Indiana farmer Vernon Bowman purchased commodity second-generation soybeans from a grain dealer, with the expectation that the soybeans had been grown from Monsanto’s genetically modified Roundup Ready seeds. Traditional patent exhaustion principles usually would apply to this sale, and Monsanto could normally impose no further control over the use, sale, or distribution of those soybeans.
While Bowman could have used the purchased soybeans for animal feed or the like, he instead used them as seeds to grow a genetically identical second generation of soybeans, which were encompassed within the scope of Monsanto’s patents. Bowman also took advantage of the seeds’ genetic modification and sprayed his crops with the herbicide Roundup®.
Monsanto sued Bowman for infringement of U.S. Patent Numbers 5,352,605 and RE 39,247, which protect genetically modified, glyphosate-resistant, Roundup Ready soybeans, asserting that Bowman infringed the patents when he grew—or “made”—additional seeds from his purchased seeds. Both the district court and the U.S. Court of Appeals for the Federal Circuit sided with Monsanto and held that patent exhaustion did not apply. In these courts, Monsanto’s arguments drew an analogy to copyright law—a first purchaser is free to distribute or resell a book, but cannot use that book to make additional unauthorized copies.
This case is now before the U.S. Supreme Court, and oral arguments were presented February 19, 2013. Bowman petitioned the Court to apply patent exhaustion principles, so that the authorized sale of any patented seeds exhausts all future patent rights, including the rights to those seeds as well as their progeny seeds produced as a result of planting. According to Bowman, replanting and “growing” seeds is not “making” the invention in the patent sense, but is rather an authorized use of the self-replicating genetic modification invention made earlier, which is consistent with the exhaustion of Monsanto’s patent rights on first sale.
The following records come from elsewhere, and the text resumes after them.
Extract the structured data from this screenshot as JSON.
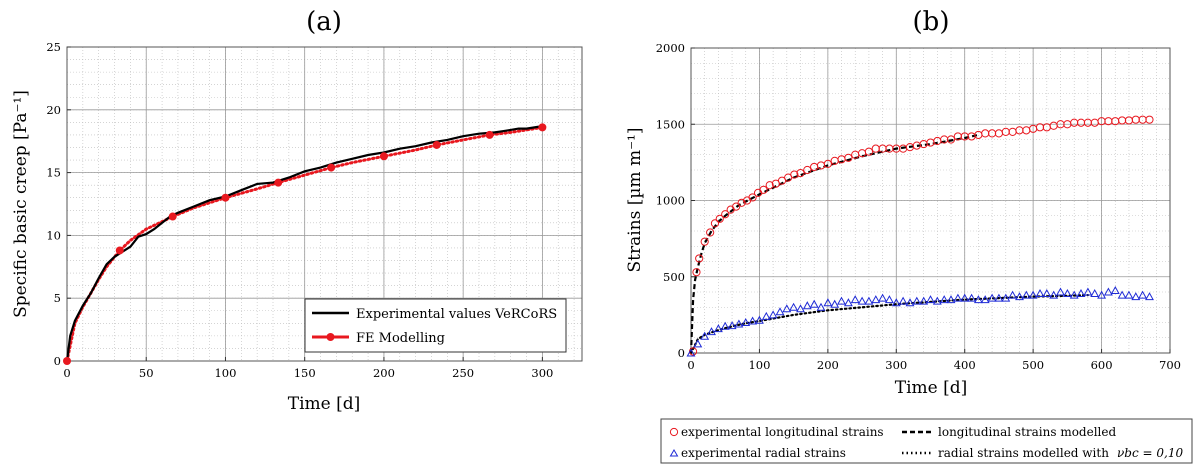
{
  "chart_data": [
    {
      "type": "line",
      "panel_label": "(a)",
      "xlabel": "Time [d]",
      "ylabel": "Specific basic creep [Pa⁻¹]",
      "xlim": [
        0,
        325
      ],
      "ylim": [
        0,
        25
      ],
      "xticks": [
        0,
        50,
        100,
        150,
        200,
        250,
        300
      ],
      "yticks": [
        0,
        5,
        10,
        15,
        20,
        25
      ],
      "grid": true,
      "legend_position": "bottom-right",
      "series": [
        {
          "name": "Experimental values VeRCoRS",
          "color": "#000000",
          "style": "solid",
          "x": [
            0,
            2,
            5,
            10,
            15,
            20,
            25,
            30,
            35,
            40,
            45,
            50,
            55,
            60,
            65,
            70,
            80,
            90,
            100,
            110,
            120,
            130,
            140,
            150,
            160,
            170,
            180,
            190,
            200,
            210,
            220,
            230,
            240,
            250,
            260,
            270,
            275,
            280,
            285,
            290,
            295,
            300
          ],
          "y": [
            0,
            2.0,
            3.2,
            4.4,
            5.4,
            6.6,
            7.7,
            8.3,
            8.7,
            9.1,
            9.9,
            10.1,
            10.5,
            11.0,
            11.5,
            11.8,
            12.3,
            12.8,
            13.1,
            13.6,
            14.1,
            14.2,
            14.6,
            15.1,
            15.4,
            15.8,
            16.1,
            16.4,
            16.6,
            16.9,
            17.1,
            17.4,
            17.6,
            17.9,
            18.1,
            18.2,
            18.3,
            18.4,
            18.5,
            18.5,
            18.6,
            18.7
          ]
        },
        {
          "name": "FE Modelling",
          "color": "#e8181f",
          "style": "dotted",
          "x": [
            0,
            5,
            10,
            15,
            20,
            25,
            33.3,
            40,
            50,
            66.7,
            80,
            100,
            120,
            133.3,
            150,
            166.7,
            180,
            200,
            220,
            233.3,
            250,
            266.7,
            280,
            300
          ],
          "y": [
            0,
            3.0,
            4.3,
            5.4,
            6.5,
            7.5,
            8.8,
            9.6,
            10.5,
            11.5,
            12.2,
            13.0,
            13.7,
            14.2,
            14.8,
            15.4,
            15.8,
            16.3,
            16.8,
            17.2,
            17.6,
            18.0,
            18.2,
            18.6
          ],
          "markers_x": [
            0,
            33.3,
            66.7,
            100,
            133.3,
            166.7,
            200,
            233.3,
            266.7,
            300
          ],
          "markers_y": [
            0,
            8.8,
            11.5,
            13.0,
            14.2,
            15.4,
            16.3,
            17.2,
            18.0,
            18.6
          ]
        }
      ]
    },
    {
      "type": "scatter",
      "panel_label": "(b)",
      "xlabel": "Time [d]",
      "ylabel": "Strains [µm m⁻¹]",
      "xlim": [
        0,
        700
      ],
      "ylim": [
        0,
        2000
      ],
      "xticks": [
        0,
        100,
        200,
        300,
        400,
        500,
        600,
        700
      ],
      "yticks": [
        0,
        500,
        1000,
        1500,
        2000
      ],
      "grid": true,
      "legend_position": "below",
      "series": [
        {
          "name": "experimental longitudinal strains",
          "marker": "circle",
          "color": "#e8181f",
          "x": [
            3,
            8,
            12,
            20,
            28,
            35,
            42,
            50,
            58,
            66,
            74,
            82,
            90,
            98,
            106,
            115,
            124,
            133,
            142,
            151,
            160,
            170,
            180,
            190,
            200,
            210,
            220,
            230,
            240,
            250,
            260,
            270,
            280,
            290,
            300,
            310,
            320,
            330,
            340,
            350,
            360,
            370,
            380,
            390,
            400,
            410,
            420,
            430,
            440,
            450,
            460,
            470,
            480,
            490,
            500,
            510,
            520,
            530,
            540,
            550,
            560,
            570,
            580,
            590,
            600,
            610,
            620,
            630,
            640,
            650,
            660,
            670
          ],
          "y": [
            10,
            530,
            620,
            730,
            790,
            850,
            880,
            910,
            940,
            960,
            985,
            1000,
            1020,
            1050,
            1070,
            1100,
            1110,
            1130,
            1150,
            1170,
            1180,
            1200,
            1220,
            1230,
            1240,
            1260,
            1270,
            1280,
            1300,
            1310,
            1320,
            1340,
            1340,
            1340,
            1340,
            1340,
            1350,
            1360,
            1370,
            1380,
            1390,
            1400,
            1400,
            1420,
            1420,
            1420,
            1430,
            1440,
            1440,
            1440,
            1450,
            1450,
            1460,
            1460,
            1470,
            1480,
            1480,
            1490,
            1500,
            1500,
            1510,
            1510,
            1510,
            1510,
            1520,
            1520,
            1520,
            1525,
            1525,
            1530,
            1530,
            1530
          ]
        },
        {
          "name": "experimental radial strains",
          "marker": "triangle",
          "color": "#1f2bd6",
          "x": [
            0,
            10,
            20,
            30,
            40,
            50,
            60,
            70,
            80,
            90,
            100,
            110,
            120,
            130,
            140,
            150,
            160,
            170,
            180,
            190,
            200,
            210,
            220,
            230,
            240,
            250,
            260,
            270,
            280,
            290,
            300,
            310,
            320,
            330,
            340,
            350,
            360,
            370,
            380,
            390,
            400,
            410,
            420,
            430,
            440,
            450,
            460,
            470,
            480,
            490,
            500,
            510,
            520,
            530,
            540,
            550,
            560,
            570,
            580,
            590,
            600,
            610,
            620,
            630,
            640,
            650,
            660,
            670
          ],
          "y": [
            0,
            60,
            110,
            140,
            160,
            175,
            180,
            190,
            200,
            210,
            215,
            240,
            250,
            270,
            290,
            300,
            290,
            310,
            320,
            300,
            330,
            320,
            340,
            330,
            350,
            340,
            340,
            350,
            360,
            350,
            330,
            340,
            330,
            340,
            340,
            350,
            340,
            350,
            350,
            360,
            360,
            360,
            350,
            350,
            360,
            360,
            360,
            380,
            370,
            380,
            380,
            390,
            390,
            380,
            400,
            390,
            380,
            390,
            400,
            390,
            380,
            400,
            410,
            380,
            380,
            370,
            380,
            370
          ]
        },
        {
          "name": "longitudinal strains modelled",
          "style": "dashed",
          "color": "#000000",
          "x": [
            0,
            3,
            6,
            10,
            15,
            20,
            30,
            40,
            50,
            70,
            100,
            150,
            200,
            250,
            300,
            350,
            400,
            420
          ],
          "y": [
            0,
            350,
            480,
            560,
            650,
            720,
            800,
            860,
            900,
            970,
            1040,
            1150,
            1230,
            1290,
            1340,
            1370,
            1410,
            1430
          ]
        },
        {
          "name": "radial strains modelled with",
          "style": "dotted",
          "color": "#000000",
          "x": [
            0,
            10,
            20,
            40,
            60,
            80,
            100,
            150,
            200,
            250,
            300,
            350,
            400,
            450,
            500,
            550,
            580
          ],
          "y": [
            0,
            90,
            120,
            150,
            175,
            195,
            210,
            250,
            280,
            300,
            320,
            335,
            350,
            360,
            370,
            375,
            380
          ]
        }
      ],
      "legend_formula": "νbc = 0,10"
    }
  ]
}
In presenting arguments, Bowman did not explicitly challenge the traditional principle that limits the ability to make subsequent copies of a patented product, even after patent rights are exhausted. Instead, he appeared to argue that soybeans are—well, different—because “seeds will self-replicate by normal use,” and therefore subsequent generations are embodied in previous generations. Bowman argued that the Supreme Court should not create an exception to the traditional exhaustion doctrine for self-replicating technologies.
On the other hand, Monsanto asserted that even “authorized” sales do not exhaust patent rights to the extent urged by Bowman. Monsanto cautioned that it is Bowman who seeks an exception for self-replicating technologies, and biotechnological innovation would be discouraged if the Court created such an exception.
Monsanto also presented arguments drawn from common law property principles, such as derivative title, which had carried the day in the lower courts. According to Monsanto, the farmers who sold the seed to the grain dealer could not convey what they did not possess themselves. Because these farmers did not possess the right to use the soybeans as seeds under the terms of their license agreements for purchase, they could not convey that right to the grain dealers, who in turn could not convey that right to Bowman. Therefore, the right of ownership did not, according to Monsanto, include the right to use the soybeans as seeds.
Several major universities have lined up behind Monsanto in their amici brief, urging the Supreme Court to uphold the lower court and warning of the far-reaching negative effects of creating an exception for self-replicating technologies. Reversing the lower courts, according to the universities, would weaken patent rights for artificial, progenitive technologies, which in turn would upset the strong innovation system created by the Bayh-Dole Act and federally funded university research.
The implications of this case are far-reaching. How might a Supreme Court win for Monsanto affect, for example, the implementation of gene therapies, stem cell cultures, and monoclonal antibody producing hybridomas? Can adequate protection of self-replicating biotechnologies be managed by license agreements and contractual arrangements? Would upholding patent exhaustion for self-replicating technologies remove commercial incentives for improving these technologies, or would excessive control of use after the sale otherwise limit future developments?
The issues and conflicting interests are complex, and this case warrants cautious consideration. Even after the Supreme Court’s decision is handed down, which is expected by the end of the June 2013 term, it will be quite some time before the implications are fully appreciated. And whatever the decision, there will be consequences—some unintended—that could fundamentally alter the business of genetic engineering and biotechnology.